I was there to pay homage to the poet F W (Will) Harvey, another World War I poet and friend of Ivor Gurney. This is his grave.
It's considerably less arty than the headstones afforded Gurney and Siegfried Sassoon - maybe because Harvey is less well known nationally.
Inside the Church, though, is one of the most pleasing commemorative windows I think I've ever seen, by Graham Dowding of Nailsworth.
The lines of poetry in the design are from 'A Gloucestershire Lad at Home and Abroad'
Though you may see me not, yet hear
My laughter in the laughing streams,
My footsteps in the running rain. . .
For sake of all I counted dear
And visit still within my dreams
I shall at last come home again.
My second destination was the Norman Church of St Mary's in Kempley, some 14 miles sunnier, which dates from 1095.

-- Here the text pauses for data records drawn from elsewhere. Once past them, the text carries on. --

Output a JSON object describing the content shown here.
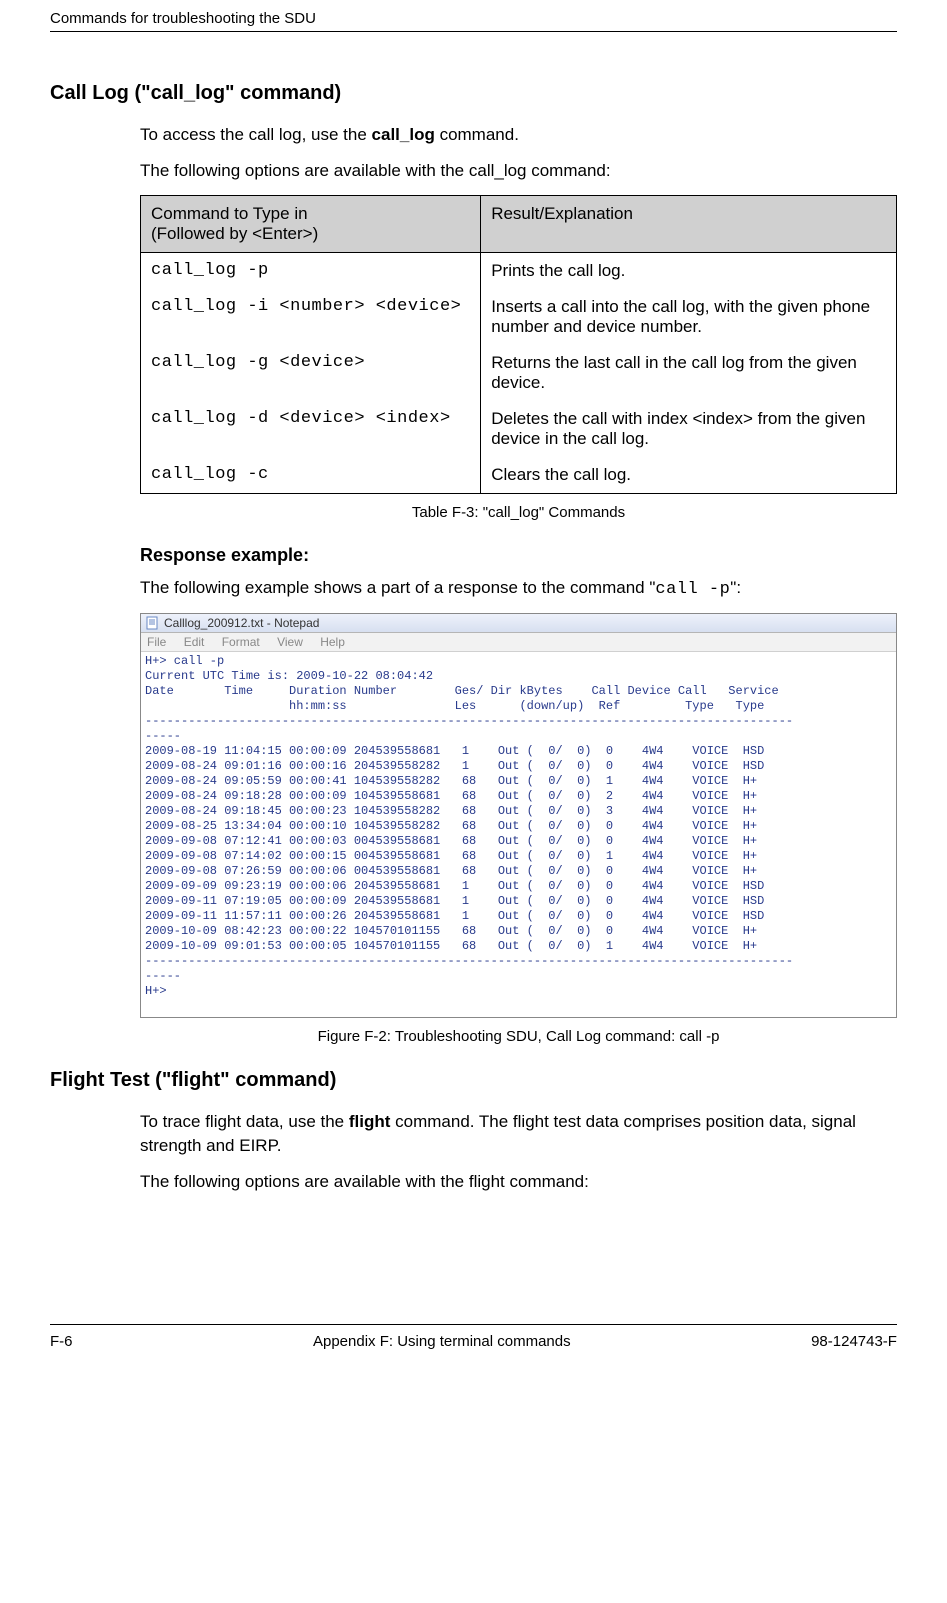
{
  "header": "Commands for troubleshooting the SDU",
  "section1": {
    "title": "Call Log (\"call_log\" command)",
    "p1a": "To access the call log, use the ",
    "p1b": "call_log",
    "p1c": " command.",
    "p2": "The following options are available with the call_log command:"
  },
  "table1": {
    "head1a": "Command to Type in",
    "head1b": "(Followed by <Enter>)",
    "head2": "Result/Explanation",
    "rows": [
      {
        "cmd": "call_log -p",
        "desc": "Prints the call log."
      },
      {
        "cmd": "call_log -i <number> <device>",
        "desc": "Inserts a call into the call log, with the given phone number and device number."
      },
      {
        "cmd": "call_log -g <device>",
        "desc": "Returns the last call in the call log from the given device."
      },
      {
        "cmd": "call_log -d <device> <index>",
        "desc": "Deletes the call with index <index> from the given device in the call log."
      },
      {
        "cmd": "call_log -c",
        "desc": "Clears the call log."
      }
    ],
    "caption": "Table F-3: \"call_log\" Commands"
  },
  "response": {
    "title": "Response example:",
    "p1a": "The following example shows a part of a response to the command \"",
    "p1b": "call -p",
    "p1c": "\":"
  },
  "notepad": {
    "title": "Calllog_200912.txt - Notepad",
    "menu": [
      "File",
      "Edit",
      "Format",
      "View",
      "Help"
    ],
    "body": "H+> call -p\nCurrent UTC Time is: 2009-10-22 08:04:42\nDate       Time     Duration Number        Ges/ Dir kBytes    Call Device Call   Service\n                    hh:mm:ss               Les      (down/up)  Ref         Type   Type\n------------------------------------------------------------------------------------------\n-----\n2009-08-19 11:04:15 00:00:09 204539558681   1    Out (  0/  0)  0    4W4    VOICE  HSD\n2009-08-24 09:01:16 00:00:16 204539558282   1    Out (  0/  0)  0    4W4    VOICE  HSD\n2009-08-24 09:05:59 00:00:41 104539558282   68   Out (  0/  0)  1    4W4    VOICE  H+\n2009-08-24 09:18:28 00:00:09 104539558681   68   Out (  0/  0)  2    4W4    VOICE  H+\n2009-08-24 09:18:45 00:00:23 104539558282   68   Out (  0/  0)  3    4W4    VOICE  H+\n2009-08-25 13:34:04 00:00:10 104539558282   68   Out (  0/  0)  0    4W4    VOICE  H+\n2009-09-08 07:12:41 00:00:03 004539558681   68   Out (  0/  0)  0    4W4    VOICE  H+\n2009-09-08 07:14:02 00:00:15 004539558681   68   Out (  0/  0)  1    4W4    VOICE  H+\n2009-09-08 07:26:59 00:00:06 004539558681   68   Out (  0/  0)  0    4W4    VOICE  H+\n2009-09-09 09:23:19 00:00:06 204539558681   1    Out (  0/  0)  0    4W4    VOICE  HSD\n2009-09-11 07:19:05 00:00:09 204539558681   1    Out (  0/  0)  0    4W4    VOICE  HSD\n2009-09-11 11:57:11 00:00:26 204539558681   1    Out (  0/  0)  0    4W4    VOICE  HSD\n2009-10-09 08:42:23 00:00:22 104570101155   68   Out (  0/  0)  0    4W4    VOICE  H+\n2009-10-09 09:01:53 00:00:05 104570101155   68   Out (  0/  0)  1    4W4    VOICE  H+\n------------------------------------------------------------------------------------------\n-----\nH+>"
  },
  "figcaption": "Figure F-2: Troubleshooting SDU, Call Log command: call -p",
  "section2": {
    "title": "Flight Test (\"flight\" command)",
    "p1a": "To trace flight data, use the ",
    "p1b": "flight",
    "p1c": " command. The flight test data comprises position data, signal strength and EIRP.",
    "p2": "The following options are available with the flight command:"
  },
  "footer": {
    "left": "F-6",
    "center": "Appendix F:  Using terminal commands",
    "right": "98-124743-F"
  }
}
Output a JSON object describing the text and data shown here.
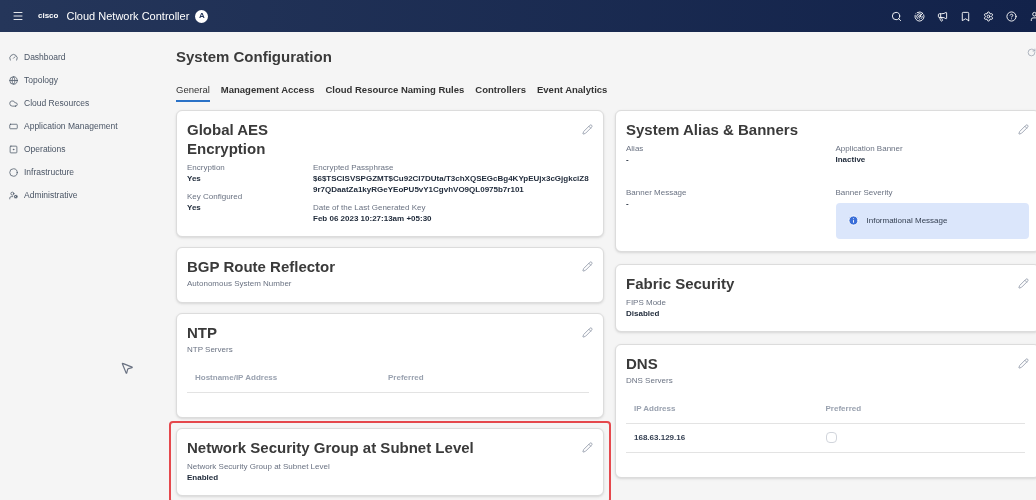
{
  "header": {
    "logo_text": "cisco",
    "title": "Cloud Network Controller",
    "badge": "A"
  },
  "sidebar": {
    "items": [
      {
        "label": "Dashboard",
        "selected": false
      },
      {
        "label": "Topology",
        "selected": false
      },
      {
        "label": "Cloud Resources",
        "selected": false
      },
      {
        "label": "Application Management",
        "selected": false
      },
      {
        "label": "Operations",
        "selected": false
      },
      {
        "label": "Infrastructure",
        "selected": false
      },
      {
        "label": "Administrative",
        "selected": false
      }
    ]
  },
  "page": {
    "title": "System Configuration"
  },
  "tabs": [
    {
      "label": "General",
      "selected": true
    },
    {
      "label": "Management Access",
      "selected": false
    },
    {
      "label": "Cloud Resource Naming Rules",
      "selected": false
    },
    {
      "label": "Controllers",
      "selected": false
    },
    {
      "label": "Event Analytics",
      "selected": false
    }
  ],
  "left_cards": [
    {
      "title": "Global AES Encryption",
      "highlighted": false,
      "columns": [
        [
          {
            "kind": "field",
            "label": "Encryption",
            "value": "Yes"
          },
          {
            "kind": "field",
            "label": "Key Configured",
            "value": "Yes"
          }
        ],
        [
          {
            "kind": "field",
            "label": "Encrypted Passphrase",
            "value": "$6$TSCISVSPGZMT$Cu92CI7DUta/T3chXQSEGcBg4KYpEUjx3cGjgkciZ89r7QDaatZa1kyRGeYEoPU5vY1CgvhVO9QL0975b7r101"
          },
          {
            "kind": "field",
            "label": "Date of the Last Generated Key",
            "value": "Feb 06 2023 10:27:13am +05:30"
          }
        ]
      ]
    },
    {
      "title": "BGP Route Reflector",
      "highlighted": false,
      "subtitle": "Autonomous System Number"
    },
    {
      "title": "NTP",
      "highlighted": false,
      "subtitle": "NTP Servers",
      "table": {
        "columns": [
          "Hostname/IP Address",
          "Preferred"
        ]
      }
    },
    {
      "title": "Network Security Group at Subnet Level",
      "highlighted": true,
      "columns": [
        [
          {
            "kind": "field",
            "label": "Network Security Group at Subnet Level",
            "value": "Enabled"
          }
        ]
      ]
    }
  ],
  "right_cards": [
    {
      "title": "System Alias & Banners",
      "highlighted": false,
      "columns": [
        [
          {
            "kind": "field",
            "label": "Alias",
            "value": "-"
          },
          {
            "kind": "field",
            "label": "Banner Message",
            "value": "-"
          }
        ],
        [
          {
            "kind": "field",
            "label": "Application Banner",
            "value": "Inactive"
          },
          {
            "kind": "alert",
            "label": "Banner Severity",
            "value": "Informational Message"
          }
        ]
      ]
    },
    {
      "title": "Fabric Security",
      "highlighted": false,
      "columns": [
        [
          {
            "kind": "field",
            "label": "FIPS Mode",
            "value": "Disabled"
          }
        ]
      ]
    },
    {
      "title": "DNS",
      "highlighted": false,
      "subtitle": "DNS Servers",
      "table": {
        "columns": [
          "IP Address",
          "Preferred"
        ],
        "rows": [
          {
            "address": "168.63.129.16",
            "preferred": false
          }
        ]
      }
    }
  ]
}
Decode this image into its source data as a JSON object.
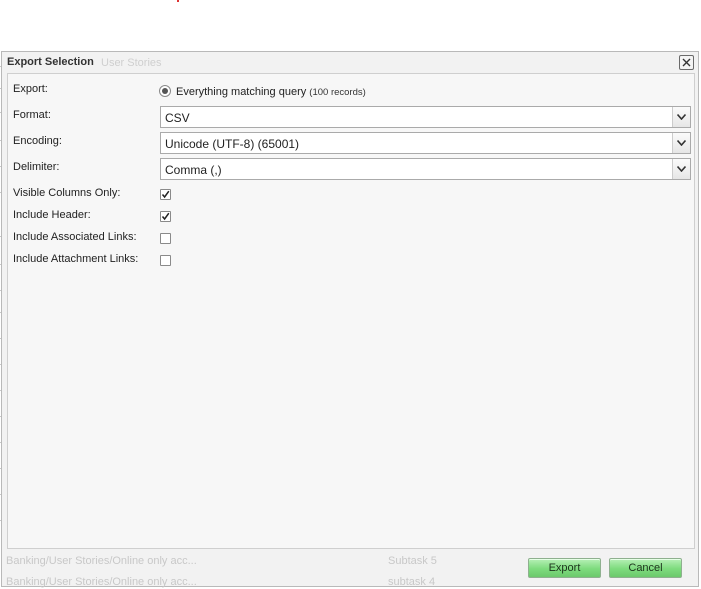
{
  "dialog": {
    "title": "Export Selection",
    "title_ghost": "User Stories",
    "close_icon": "close-icon"
  },
  "form": {
    "export_label": "Export:",
    "export_option": "Everything matching query",
    "export_count": "(100 records)",
    "format_label": "Format:",
    "format_value": "CSV",
    "encoding_label": "Encoding:",
    "encoding_value": "Unicode (UTF-8) (65001)",
    "delimiter_label": "Delimiter:",
    "delimiter_value": "Comma (,)",
    "visible_columns_label": "Visible Columns Only:",
    "visible_columns_checked": true,
    "include_header_label": "Include Header:",
    "include_header_checked": true,
    "associated_links_label": "Include Associated Links:",
    "associated_links_checked": false,
    "attachment_links_label": "Include Attachment Links:",
    "attachment_links_checked": false
  },
  "buttons": {
    "export": "Export",
    "cancel": "Cancel"
  },
  "background": {
    "row1_path": "Banking/User Stories/Online only acc...",
    "row1_type": "Subtask 5",
    "row2_path": "Banking/User Stories/Online only acc...",
    "row2_type": "subtask 4"
  },
  "colors": {
    "button_green": "#7ddb7d",
    "dialog_bg": "#f2f2f2"
  }
}
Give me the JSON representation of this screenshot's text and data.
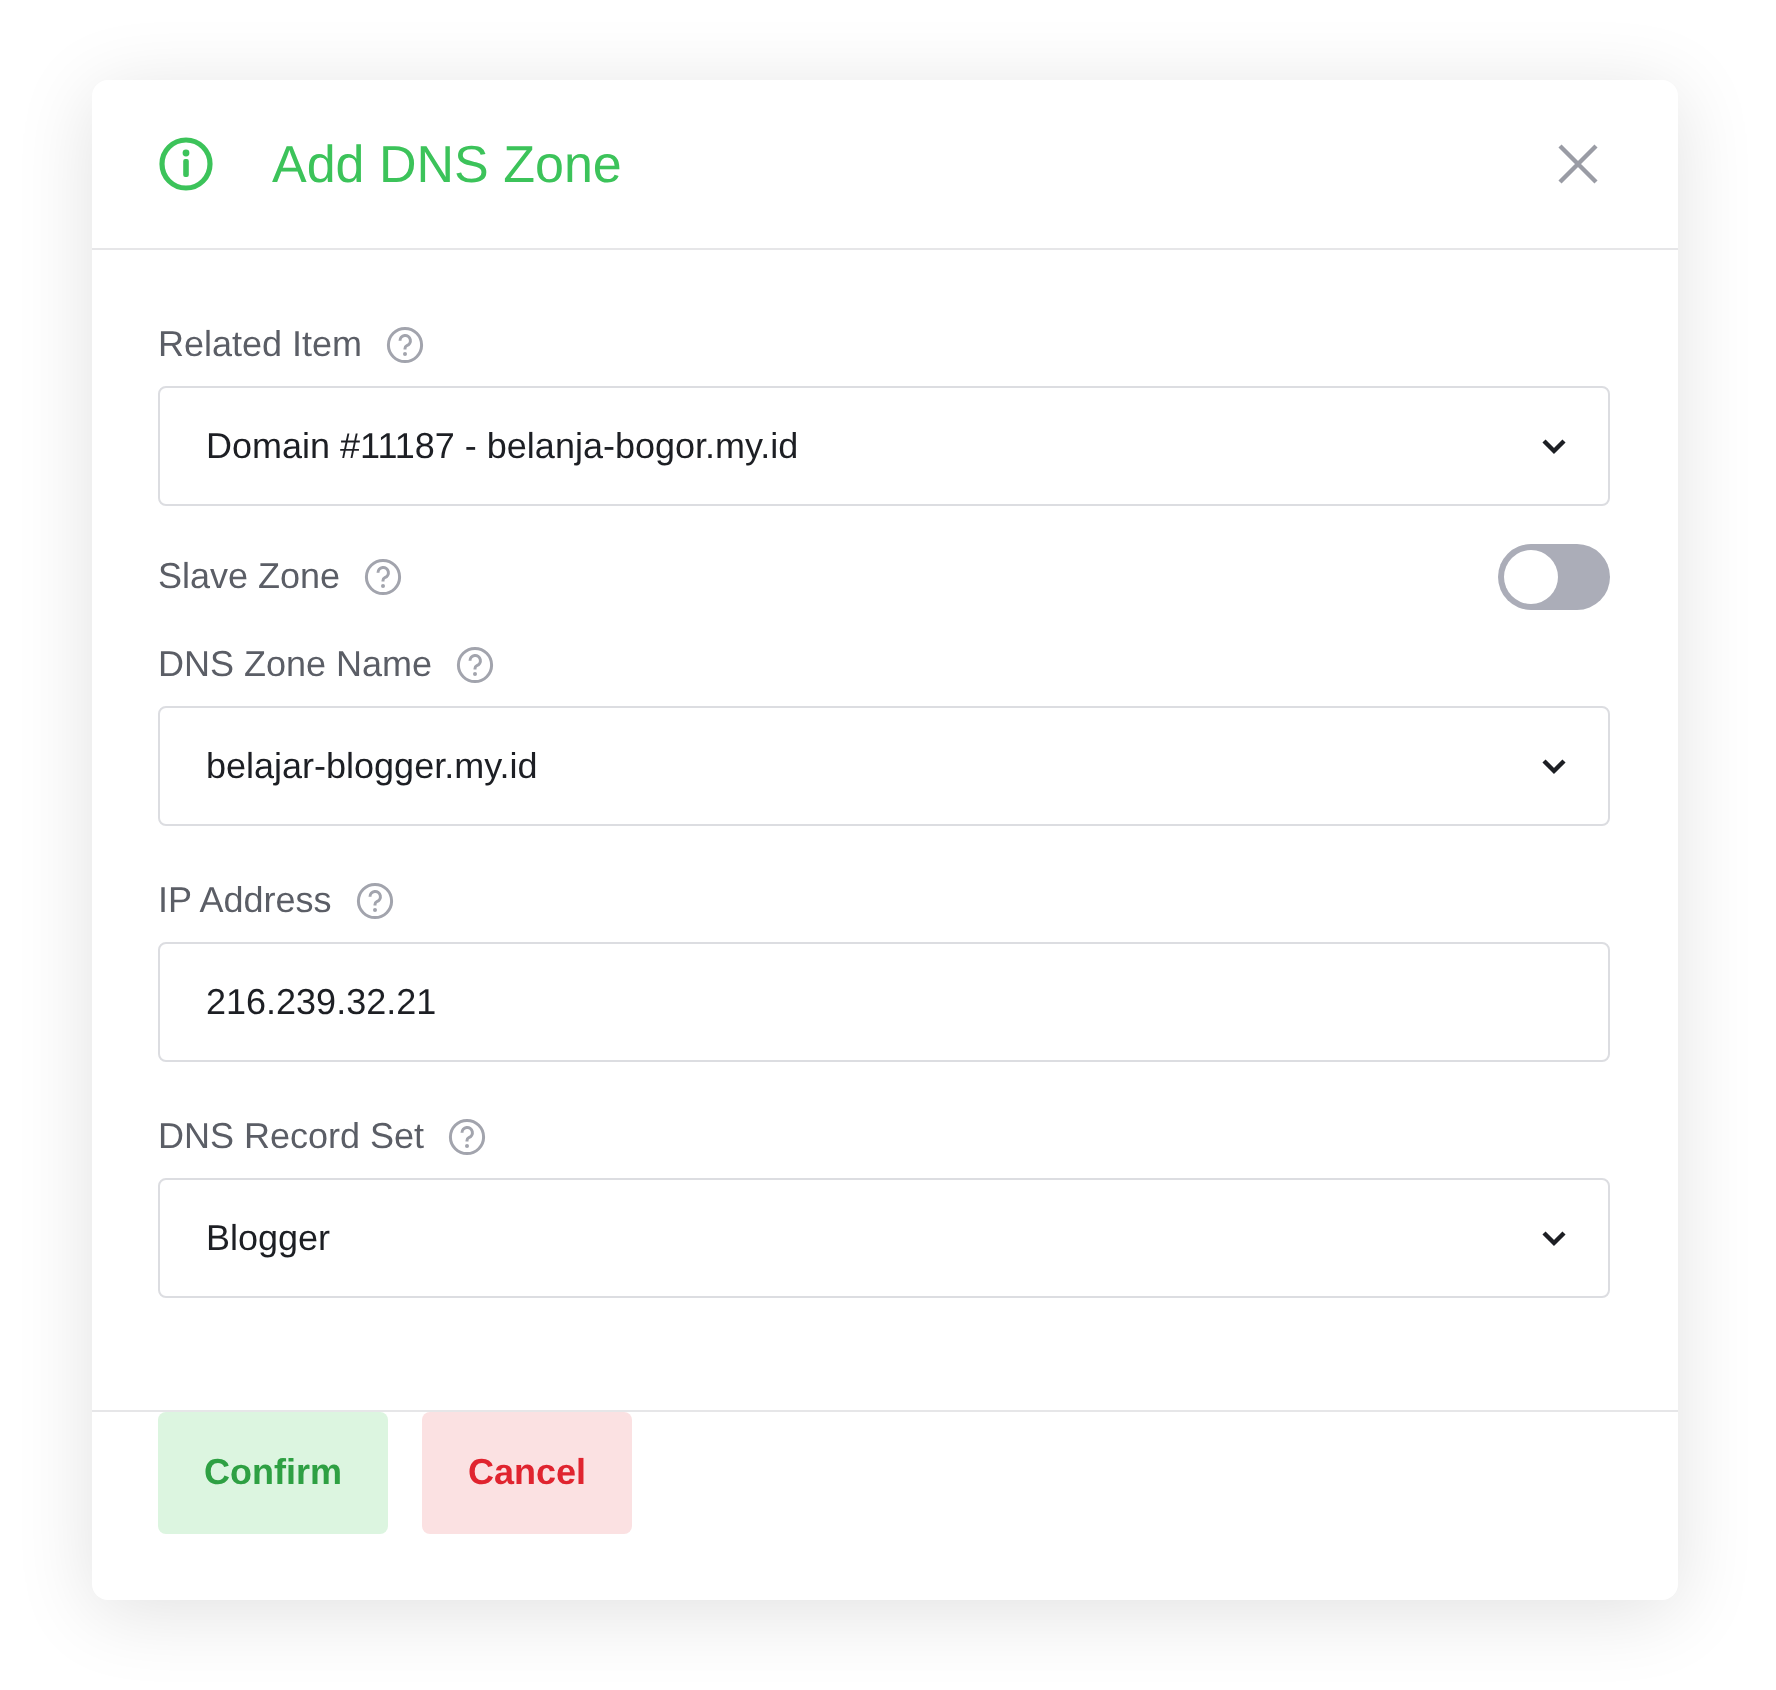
{
  "dialog": {
    "title": "Add DNS Zone"
  },
  "fields": [
    {
      "kind": "select",
      "label": "Related Item",
      "value": "Domain #11187 - belanja-bogor.my.id"
    },
    {
      "kind": "toggle",
      "label": "Slave Zone",
      "on": false
    },
    {
      "kind": "select",
      "label": "DNS Zone Name",
      "value": "belajar-blogger.my.id"
    },
    {
      "kind": "input",
      "label": "IP Address",
      "value": "216.239.32.21"
    },
    {
      "kind": "select",
      "label": "DNS Record Set",
      "value": "Blogger"
    }
  ],
  "buttons": [
    {
      "kind": "confirm",
      "label": "Confirm"
    },
    {
      "kind": "cancel",
      "label": "Cancel"
    }
  ]
}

It has a picturesque 12th century porch of sagging oak ...
... which partially obscures the carved Norman arch and carved Tree of Life tympanum ...
The ones in the chancel are 12th century frescos painted onto wet plaster.
They depict scenes from Revelations, centering on a Christ in Majesty surrounded by the symbols of the four evangelists.
I liked the Apostles sitting in judgement down either side.
The Wheel of Life
And the roof timbers - which you can't see from the body of the church - are the oldest in the country. The south and west doors, too, are a similar age.
I'd hoped to get to the other Church, an Arts and Crafts treasure, in Kempley, but I'd run out of time. No matter, with Dymock and Brockhampton nearby, there's every reason to come back again soon.